Questions: Proof Strategies and Heuristics in Natural Deduction
5 questions to test your understanding
Score: 0 / 5
Question 1 Multiple Choice
Your goal is to prove A → (B → C), and you have A, B, and C in your hypotheses. What does goal-directed reasoning prescribe as the first step?
AApply Modus Ponens to the hypotheses to derive something useful before touching the goal
BAssume A as a hypothesis and set the new subgoal to B → C, then assume B and set the new subgoal to C
CIntroduce B and C simultaneously using ∧-Introduction since both are available
DSearch the hypotheses for a formula whose outermost connective matches the goal
The goal A → (B → C) has outermost connective →, so goal-directed reasoning immediately prescribes →-Introduction: assume A and prove B → C. That subgoal again has outermost connective →, so assume B and prove C. C is already a hypothesis, so the proof closes. This illustrates how reading the goal's connective drives the entire strategy — you apply introduction rules top-down until subgoals match hypotheses, without needing to search the hypothesis set first.
Question 2 Multiple Choice
Your hypothesis is ∃x P(x). Which strategy correctly exploits this hypothesis in a natural deduction proof?
AApply ∀-Introduction to generalize the existential into a universal statement
BIntroduce a fresh constant a with assumption P(a) via ∃-Elimination, then prove your goal using P(a)

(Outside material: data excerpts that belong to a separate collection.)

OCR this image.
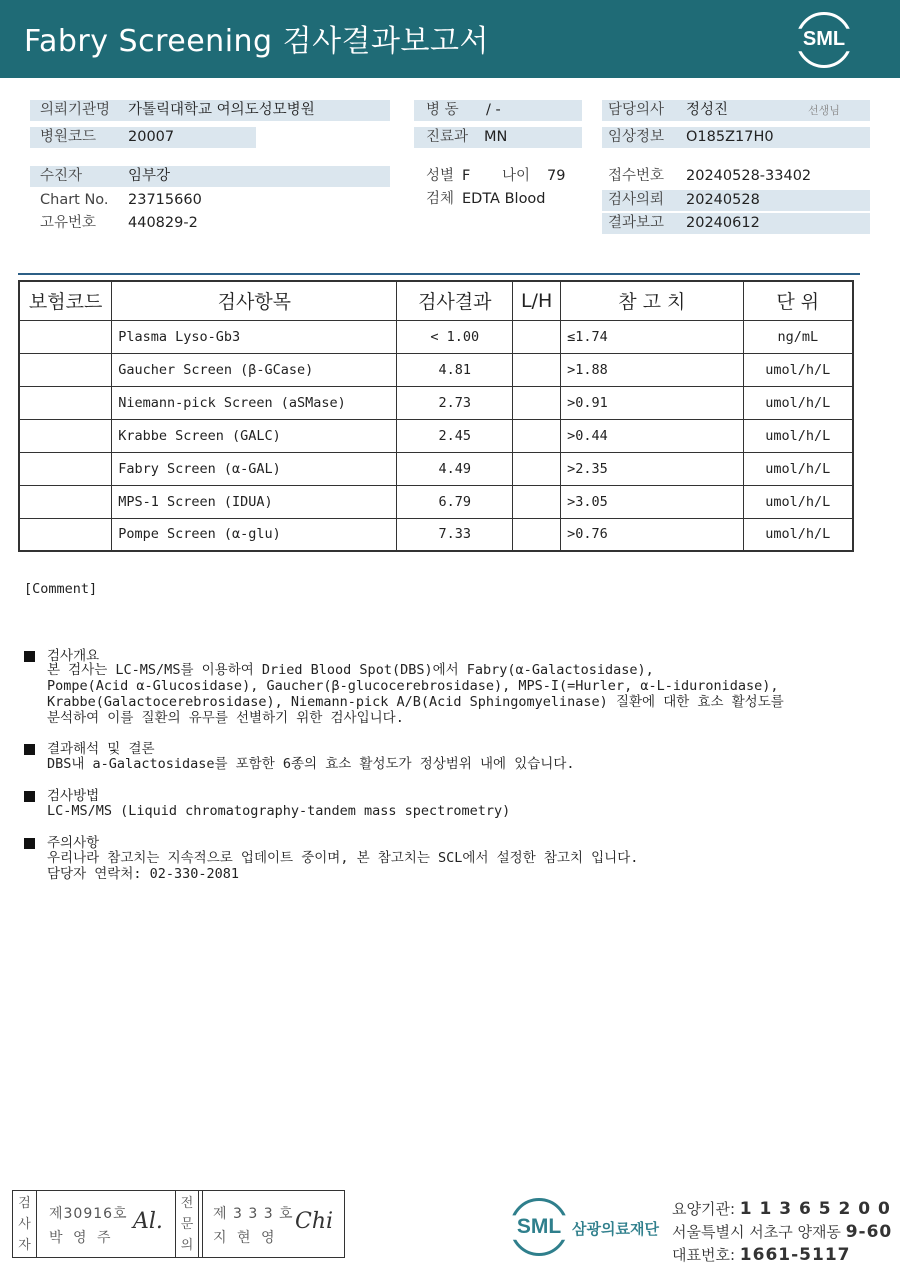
Fabry Screening 검사결과보고서	SML
의뢰기관명 가톨릭대학교 여의도성모병원
병원코드 20007
병 동 / -
진료과 MN
담당의사 정성진	선생님
임상정보 O185Z17H0
수진자	임부강
Chart No. 23715660
고유번호 440829-2
성별 F 나이 79
검체 EDTA Blood
접수번호 20240528-33402
검사의뢰 20240528
결과보고 20240612
보험코드	검사항목	검사결과	L/H	참 고 치	단 위
	Plasma Lyso-Gb3	< 1.00		≤1.74	ng/mL
	Gaucher Screen (β-GCase)	4.81		>1.88	umol/h/L
	Niemann-pick Screen (aSMase)	2.73		>0.91	umol/h/L
	Krabbe Screen (GALC)	2.45		>0.44	umol/h/L
	Fabry Screen (α-GAL)	4.49		>2.35	umol/h/L
	MPS-1 Screen (IDUA)	6.79		>3.05	umol/h/L
	Pompe Screen (α-glu)	7.33		>0.76	umol/h/L
[Comment]
검사개요
본 검사는 LC-MS/MS를 이용하여 Dried Blood Spot(DBS)에서 Fabry(α-Galactosidase),
Pompe(Acid α-Glucosidase), Gaucher(β-glucocerebrosidase), MPS-I(=Hurler, α-L-iduronidase),
Krabbe(Galactocerebrosidase), Niemann-pick A/B(Acid Sphingomyelinase) 질환에 대한 효소 활성도를
분석하여 이를 질환의 유무를 선별하기 위한 검사입니다.
결과해석 및 결론
DBS내 a-Galactosidase를 포함한 6종의 효소 활성도가 정상범위 내에 있습니다.
검사방법
LC-MS/MS (Liquid chromatography-tandem mass spectrometry)
주의사항
우리나라 참고치는 지속적으로 업데이트 중이며, 본 참고치는 SCL에서 설정한 참고치 입니다.
담당자 연락처: 02-330-2081
검
사
자
제30916호
박 영 주
Al.
전
문
의
제 3 3 3 호
지 현 영
Chi	SML 삼광의료재단
요양기관: 1 1 3 6 5 2 0 0
서울특별시 서초구 양재동 9-60
대표번호: 1661-5117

CSet the proof goal to ∀x P(x) since an existential claim implies the property holds for all x
DUse Modus Ponens with P(x) as the antecedent, treating the existential as a conditional
∃-Elimination says: from ∃x P(x), you may introduce a fresh constant a (one not mentioned elsewhere in the proof) and assume P(a), then proceed. The freshness condition is critical — a must be arbitrary, not an already-named term — because you are reasoning about 'some unnamed element' without knowing which one. This is forward chaining from a hypothesis: you extract information from ∃x P(x) to generate a useful new assumption P(a). Applying ∀-Introduction to the existential is a category error — universals and existentials are separate quantifiers requiring separate rules.
Question 3 True / False
In goal-directed reasoning, the outermost connective of the goal formula tells you which introduction rule to try next.
TTrue
FFalse
Answer: True
This is the central heuristic of goal-directed proof construction. A goal of A ∧ B calls for ∧-Introduction (split into two subgoals). A goal of A → B calls for →-Introduction (assume A, prove B). A goal of ∀x φ(x) calls for ∀-Introduction (introduce a fresh variable, prove φ). A goal of A ∨ B calls for ∨-Introduction (choose a disjunct and prove it). Reading the outermost connective converts proof search from random rule application into a systematic top-down decomposition.
Question 4 True / False
Forward chaining from hypotheses and backward chaining from the goal are incompatible strategies — using one means you can seldom use the other in the same proof.
TTrue
FFalse
Answer: False
Both strategies are routinely combined in the same proof. A common pattern: work backward from the goal (applying introduction rules) until you reach a subgoal that is not immediately in the hypotheses, then switch to forward chaining (applying elimination rules to hypotheses) to generate new facts that satisfy the subgoal. The strategies are complementary: backward chaining decomposes the goal, forward chaining enriches the available facts. Expert proof construction fluidly alternates between the two depending on which 'side' of the proof tree is richer at each moment.
Question 5 Short Answer
A proof attempt is stuck — neither working backward from the goal nor working forward from the hypotheses is making progress. Describe two strategies you might try to get unstuck, and explain when each applies.
Think about your answer, then reveal below.
Model answer: First, try proof by contradiction: assume the negation of the goal (¬φ) as a hypothesis and try to derive a contradiction (⊥). This is useful when the goal lacks an obvious introduction rule or when a hypothesis would directly contradict ¬φ. Second, look for a missing lemma — restate what you are actually trying to prove as a simpler intermediate claim, prove that first, then use it. Getting stuck often signals that the path to the goal requires an intermediate step that neither current hypotheses nor direct goal decomposition reveals. A third option (for existential goals) is choosing a different witness: if ∃x φ(x) is the goal and your current witness guess produces a stuck subgoal, try a different term.
The strategies do not guarantee success, but they give structure to the search. Proof by contradiction is the escape hatch when no introduction rule applies and hypotheses seem to conflict with the goal but not obviously enough to close directly. Lemma extraction is the escape hatch when the gap between hypotheses and goal is too large to bridge in one step — identifying the right intermediate claim is often the hardest creative act in proof construction.